Мы оба смотрели на смертоносную реку, текущую у наших ног. Глубокий, сверкающий, быстрый, полный водоворотов и пропастей ручей Ассоро тихо бежал между меловыми извилинами, и эта тишина делала его еще более грозным.

Пейзаж гармонировал с коварным и грозным видом реки. Полуденное небо было подернуто дымкой и своим бледным, переливчатым отсветом озаряло красноватый кустарник, еще не одетый в весенний наряд. Мертвые листья там и сям перемешивались с зеленеющими листочками, сухие ветви с молодыми побегами, трупы деревьев с новорожденными растениями в каком-то непроницаемом аллегорическом сплетении. Над этим полным бурной жизни потоком и над этим еще не ожившим кустарником белело небо, томное, умирающее.

Неожиданное падение - и я не думал бы больше, не страдал, не должен был нести бремя моего жалкого тела. Но, быть может, вместе с собой я увлек бы в пропасть и своего брата эту благородную жизнь, Человека в истинном смысле этого слова. Я спасся чудом; рядом спасся и он. Мое безумие подвергло его страшному риску. Вместе с ним исчез бы миг красоты и блага. Неужели мне суждено причинять вред тем, кто любит меня?

Я взглянул на Федерико. Он был задумчив и серьезен. Я не решился обратиться к нему с расспросами, но почувствовал горькое раскаяние, что огорчил его. О чем он думал? Какая мысль пробудила в нем волнение? Быть может, он догадался, что я скрывал невысказанное страдание и что только жало какой-то неотвязной мысли толкнуло меня на смертельную скачку?

словно передавая друг другу тайны, и смешивали пену со своих удил.

Посматривая время от времени на Федерико и видя его все еще серьезным, я думал: "Разумеется, если я открою ему всю правду, он не поверит мне. Он не мог бы поверить в падение Джулианы, не мог бы поверить, что сестра обесчещена. Я затрудняюсь определить, какое чувство сильнее: любовь его к Джулиане или к матери. Разве у него на столе не стояли портреты нашей бедной Костанцы и Джулианы, соединенные в одном диптихе, для общего поклонения им? Еще сегодня утром как нежно звучал его голос, называя ее по имени!" И в эту минуту, как бы по контрасту, тот гад показался мне еще более гнусным. Его фигура, которую я как-то видел в раздевальном отделении фехтовальной залы, словно стала в позу в моем воображении. И моя ненависть реагировала на этот образ, как серная кислота на контуры граверной плитки. Штриховые нарезы становились более отчетливыми.

И вот в то время, как в крови длилось вызванное скачкой возбуждение, я почувствовал, что благодаря избытку физической силы, благодаря инстинкту наследственной воинственности, так часто пробуждавшимся во мне при грубом столкновении с другими мужчинами, я не могу отказаться от поединка с Филиппо Арборио. "Поеду в Рим, расспрошу про него, постараюсь вызвать его на дуэль, заставлю его драться, сделаю все, чтобы убить его или искалечить". Я представлял себе его трусом.
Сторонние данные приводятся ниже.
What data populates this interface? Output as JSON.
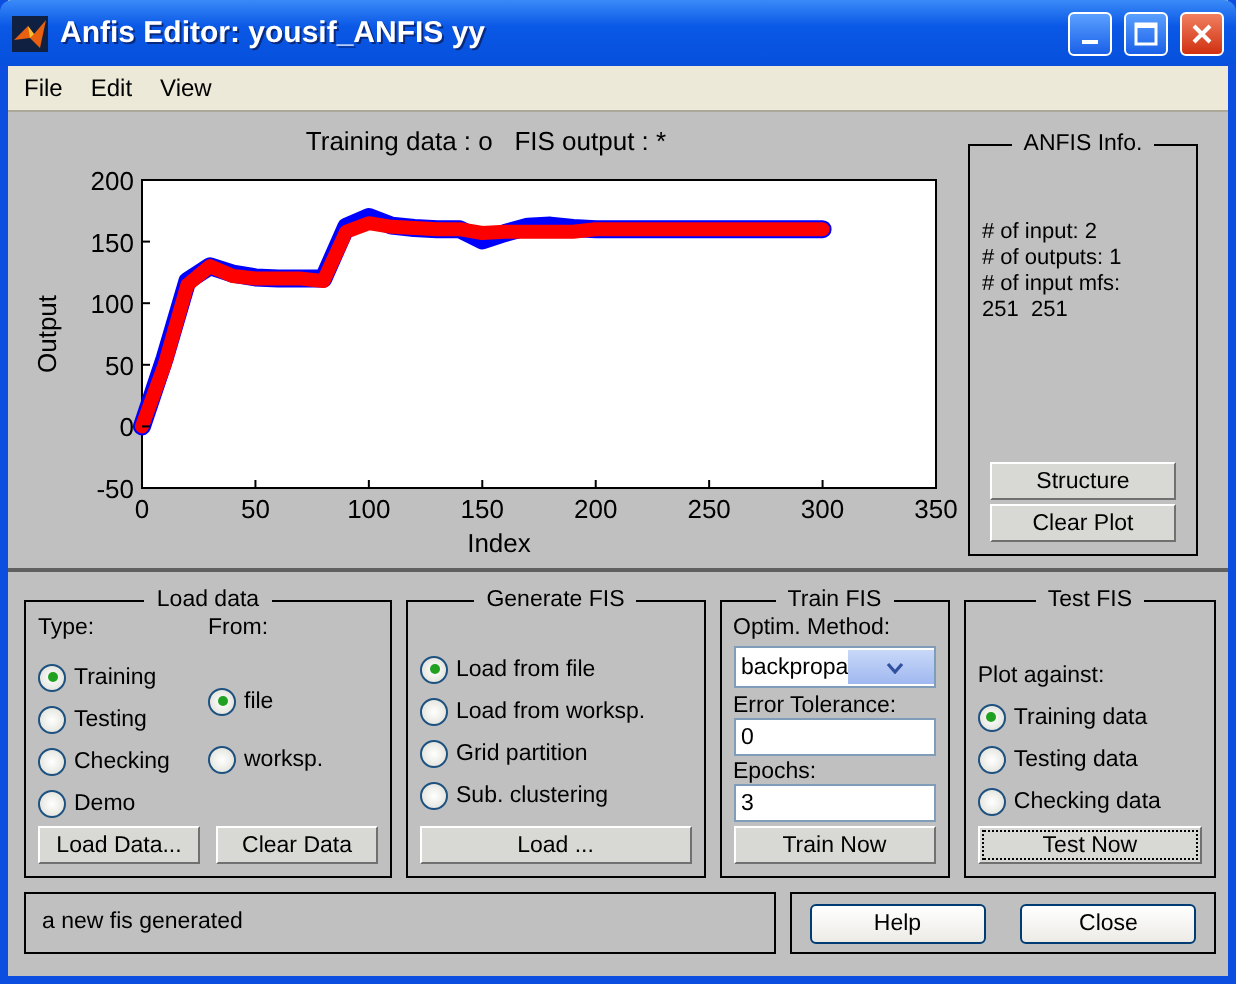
{
  "window": {
    "title": "Anfis Editor: yousif_ANFIS yy"
  },
  "menu": [
    "File",
    "Edit",
    "View"
  ],
  "plot": {
    "title": "Training data : o   FIS output : *",
    "chart_data": {
      "type": "line",
      "xlabel": "Index",
      "ylabel": "Output",
      "x": [
        0,
        10,
        20,
        30,
        40,
        50,
        60,
        70,
        80,
        90,
        100,
        110,
        120,
        130,
        140,
        150,
        160,
        170,
        180,
        190,
        200,
        210,
        220,
        230,
        240,
        250,
        260,
        270,
        280,
        290,
        300
      ],
      "xlim": [
        0,
        350
      ],
      "ylim": [
        -50,
        200
      ],
      "xticks": [
        0,
        50,
        100,
        150,
        200,
        250,
        300,
        350
      ],
      "yticks": [
        -50,
        0,
        50,
        100,
        150,
        200
      ],
      "series": [
        {
          "color": "#0000ff",
          "values": [
            0,
            55,
            118,
            130,
            124,
            121,
            120,
            120,
            120,
            162,
            170,
            163,
            161,
            160,
            160,
            151,
            157,
            162,
            163,
            161,
            160,
            160,
            160,
            160,
            160,
            160,
            160,
            160,
            160,
            160,
            160
          ]
        },
        {
          "color": "#ff0000",
          "values": [
            0,
            50,
            115,
            130,
            122,
            120,
            120,
            120,
            118,
            158,
            165,
            162,
            161,
            160,
            160,
            157,
            158,
            158,
            158,
            158,
            160,
            160,
            160,
            160,
            160,
            160,
            160,
            160,
            160,
            160,
            160
          ]
        }
      ]
    }
  },
  "anfis_info": {
    "title": "ANFIS Info.",
    "lines": [
      "# of input: 2",
      "# of outputs: 1",
      "# of input mfs:",
      "251  251"
    ],
    "buttons": [
      "Structure",
      "Clear Plot"
    ]
  },
  "load_data": {
    "title": "Load data",
    "type_label": "Type:",
    "from_label": "From:",
    "types": [
      {
        "label": "Training",
        "selected": true
      },
      {
        "label": "Testing",
        "selected": false
      },
      {
        "label": "Checking",
        "selected": false
      },
      {
        "label": "Demo",
        "selected": false
      }
    ],
    "sources": [
      {
        "label": "file",
        "selected": true
      },
      {
        "label": "worksp.",
        "selected": false
      }
    ],
    "buttons": [
      "Load Data...",
      "Clear Data"
    ]
  },
  "generate_fis": {
    "title": "Generate FIS",
    "options": [
      {
        "label": "Load from file",
        "selected": true
      },
      {
        "label": "Load from worksp.",
        "selected": false
      },
      {
        "label": "Grid partition",
        "selected": false
      },
      {
        "label": "Sub. clustering",
        "selected": false
      }
    ],
    "button": "Load ..."
  },
  "train_fis": {
    "title": "Train FIS",
    "method_label": "Optim. Method:",
    "method": "backpropa",
    "error_label": "Error Tolerance:",
    "error": "0",
    "epochs_label": "Epochs:",
    "epochs": "3",
    "button": "Train Now"
  },
  "test_fis": {
    "title": "Test FIS",
    "plot_label": "Plot against:",
    "options": [
      {
        "label": "Training data",
        "selected": true
      },
      {
        "label": "Testing data",
        "selected": false
      },
      {
        "label": "Checking data",
        "selected": false
      }
    ],
    "button": "Test Now"
  },
  "status": "a new fis generated",
  "buttons": [
    "Help",
    "Close"
  ]
}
Мне вспоминалось его довольно потешное движение в фехтовальном зале, когда он получил от учителя удар в грудь. Вспомнилось его любопытство, с каким он расспрашивал меня о моей дуэли: то детское любопытство, которое заставляет человека, не находившегося еще в опасности, изумленно открывать глаза. Помню, что во время моей атаки он все время не сводил с меня глаз. Сознание своего превосходства, уверенность в победе над ним усиливали мое возбуждение. В моем воображении красная струя крови уже обагрила это бледное, отвратительное тело. Несколько обрывков действительных воспоминаний о других моих поединках в былые времена способствовали детализации того воображаемого зрелища, на котором останавливалась моя фантазия. И я видел этого человека истекающим кровью и неподвижно распростертым на соломенной подстилке на какой-нибудь отдаленной ферме; два врача наклонились над ним; их брови нахмурились...

Сколько раз я, идеолог, аналитик и софист эпохи упадка, гордился тем, что являюсь прямым потомком Раймонда Эрмиль де Пепедо, который в Голетте проделывал чудеса храбрости на глазах у Карла V! Исключительное развитие моего интеллекта и моей сложной духовности не могло изменить основу моей сущности, скрытой подоплеки, запечатлевшей все наследственные черты рода. У моего брата, человека с уравновешенным характером, мысль всегда сопровождалась действием; во мне же мысль преобладала, не уничтожая, правда, способности к действию, которая часто выявлялась даже с необычайной силой. В общем, я был экспансивным и страстным человеком рационального склада, в котором гипертрофия некоторых спинномозговых центров делала невозможной координацию, обуславливающую нормальную жизнь ума. Обладая острой способностью наблюдать за самим собой, я в то же время совмещал в себе все порывы недисциплинированной примитивной натуры. Не раз прельщали меня самые неожиданные преступные намерения, не раз я в изумлении замечал, как оживает во мне, без всякой причины, жестокий инстинкт.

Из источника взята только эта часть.